The level of influence that the United States has in Latin America varies from one region to another, and the relations are of less dependency than they were in the past despite the asymmetries of strength between the superpower and the Latin American nations. The so-called “backyard” presents more and more autonomy in a world with greater regional powers. This is made evident in the search for alliances and commercial exchanges with other intercontinental centers of power like China, Russia and Iran, and in the proliferation of integration blocs.
The recently created Community of Latin American States and the Caribbean, which excludes the U.S. and Canada, superimposes and takes the place of the Organization of American States (OAS). In particular, there has been observed a greater multiplicity of regional organizations in South America, like the Andean Community of Nations (CAN), Mercosur, the Union of South American Nations (USAN) and the Bolivarian Alliance for the Peoples of Our America (ALBA). This last one was created by the late Venezuelan president Hugo Chavez as a response to the U.S. initiative to establish the Free Trade Area of the Americas (FTAA). Its members oppose pro-market policies, advocate for greater state intervention in the economy and present Cuba as a model of resistance against the “Yankees.”
However, Chile, Peru and Colombia have free trade treaties with the U.S. Colombia in particular is a close ally. It receives help against drug trafficking under Plan Colombia, which has caused friction with Venezuela, [as it] understands that the U.S. could invade it through its neighbor. The relationship with Brazil, on the other hand, is called “shared responsibility.” That is, it has cooperation ties, but it respects the influential space of this rising power.

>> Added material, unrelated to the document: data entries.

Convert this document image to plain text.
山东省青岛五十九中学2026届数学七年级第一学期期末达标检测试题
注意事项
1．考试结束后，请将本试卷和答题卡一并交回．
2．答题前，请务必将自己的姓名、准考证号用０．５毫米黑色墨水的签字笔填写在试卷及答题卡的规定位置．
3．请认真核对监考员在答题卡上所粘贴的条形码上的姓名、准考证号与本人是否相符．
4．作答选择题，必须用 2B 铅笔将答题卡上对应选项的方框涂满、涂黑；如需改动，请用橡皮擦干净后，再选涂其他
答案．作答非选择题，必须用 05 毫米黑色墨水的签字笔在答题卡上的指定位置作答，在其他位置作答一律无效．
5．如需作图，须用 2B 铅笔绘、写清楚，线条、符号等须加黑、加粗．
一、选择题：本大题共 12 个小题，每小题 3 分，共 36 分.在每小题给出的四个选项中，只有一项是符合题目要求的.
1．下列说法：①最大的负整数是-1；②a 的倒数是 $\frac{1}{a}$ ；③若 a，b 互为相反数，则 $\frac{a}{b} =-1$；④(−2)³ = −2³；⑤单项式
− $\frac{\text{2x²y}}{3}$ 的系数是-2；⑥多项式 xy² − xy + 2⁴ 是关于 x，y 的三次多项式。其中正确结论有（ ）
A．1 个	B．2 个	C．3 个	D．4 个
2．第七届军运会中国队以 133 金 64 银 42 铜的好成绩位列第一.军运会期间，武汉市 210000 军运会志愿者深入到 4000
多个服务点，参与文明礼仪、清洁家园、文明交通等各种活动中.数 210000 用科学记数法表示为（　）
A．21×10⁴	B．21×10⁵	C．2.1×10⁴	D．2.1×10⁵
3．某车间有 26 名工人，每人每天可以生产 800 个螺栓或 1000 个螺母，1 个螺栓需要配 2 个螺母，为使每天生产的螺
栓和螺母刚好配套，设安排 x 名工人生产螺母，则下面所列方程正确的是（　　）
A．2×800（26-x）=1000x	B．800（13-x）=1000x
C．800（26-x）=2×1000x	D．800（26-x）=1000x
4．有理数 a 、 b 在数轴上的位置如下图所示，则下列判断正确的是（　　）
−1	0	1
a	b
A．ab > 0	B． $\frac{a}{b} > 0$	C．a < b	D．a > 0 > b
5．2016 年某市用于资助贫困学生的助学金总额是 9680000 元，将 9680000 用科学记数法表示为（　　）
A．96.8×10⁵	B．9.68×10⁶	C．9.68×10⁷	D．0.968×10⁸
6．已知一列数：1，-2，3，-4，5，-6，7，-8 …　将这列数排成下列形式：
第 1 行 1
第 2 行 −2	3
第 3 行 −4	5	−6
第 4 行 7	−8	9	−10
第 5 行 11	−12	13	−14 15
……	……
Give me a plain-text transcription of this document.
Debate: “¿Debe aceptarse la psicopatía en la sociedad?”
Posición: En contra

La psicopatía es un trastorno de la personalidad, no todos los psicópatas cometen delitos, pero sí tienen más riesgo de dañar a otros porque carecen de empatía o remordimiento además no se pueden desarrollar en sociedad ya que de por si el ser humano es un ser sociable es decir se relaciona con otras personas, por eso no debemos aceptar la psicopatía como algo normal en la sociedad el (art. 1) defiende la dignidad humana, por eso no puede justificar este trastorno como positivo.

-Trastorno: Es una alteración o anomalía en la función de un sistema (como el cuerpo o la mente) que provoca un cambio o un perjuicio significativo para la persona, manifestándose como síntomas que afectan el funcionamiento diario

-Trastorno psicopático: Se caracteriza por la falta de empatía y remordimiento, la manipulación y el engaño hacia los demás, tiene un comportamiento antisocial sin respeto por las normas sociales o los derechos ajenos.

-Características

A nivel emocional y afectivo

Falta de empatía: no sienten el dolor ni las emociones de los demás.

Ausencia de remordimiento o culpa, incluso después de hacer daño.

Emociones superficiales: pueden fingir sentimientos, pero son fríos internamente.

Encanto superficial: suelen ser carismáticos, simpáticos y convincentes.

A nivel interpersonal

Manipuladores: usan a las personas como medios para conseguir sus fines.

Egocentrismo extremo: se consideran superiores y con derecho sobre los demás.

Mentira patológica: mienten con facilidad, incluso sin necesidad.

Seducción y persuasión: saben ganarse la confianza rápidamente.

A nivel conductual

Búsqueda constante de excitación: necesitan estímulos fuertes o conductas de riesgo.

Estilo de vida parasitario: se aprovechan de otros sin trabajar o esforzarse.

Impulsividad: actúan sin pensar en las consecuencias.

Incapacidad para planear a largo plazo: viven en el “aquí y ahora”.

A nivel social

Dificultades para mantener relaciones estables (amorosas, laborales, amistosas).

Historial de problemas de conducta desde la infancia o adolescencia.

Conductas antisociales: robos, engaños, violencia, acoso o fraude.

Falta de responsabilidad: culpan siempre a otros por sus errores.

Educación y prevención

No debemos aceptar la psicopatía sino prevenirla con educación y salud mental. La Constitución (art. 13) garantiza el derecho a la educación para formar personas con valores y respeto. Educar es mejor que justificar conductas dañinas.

Without a doubt, the relationship is closest with nations that are geographically close due to common themes in the agenda, like organized crime, immigration and commerce, which form as much a part of the intergovernmental agenda as well as the transnational one. Mexico, along with Canada, is a part of the North American Free Trade Agreement (NAFTA) and benefits along with Central America from the safety program called the “Merida Initiative,” Central America and the Dominican Republic are members of the Central American Free Trade Agreement (CAFTA), and El Salvador, Aruba, Curacao, Puerto Rico and Honduras host U.S. military bases.
The search for free trade agreements and cooperation indicates to us that Latin America is not irrelevant to the United States, even the areas of less influence and opposing blocks; that it does not exercise its power in a dominating way, nor does there exist a common identity in the entire continent, and its economic, political and military preponderance means the U.S. continues being the superpower. Undoubtedly, the current post-Cold War, interconnected world of today is different, as are the way the nations relate with one another.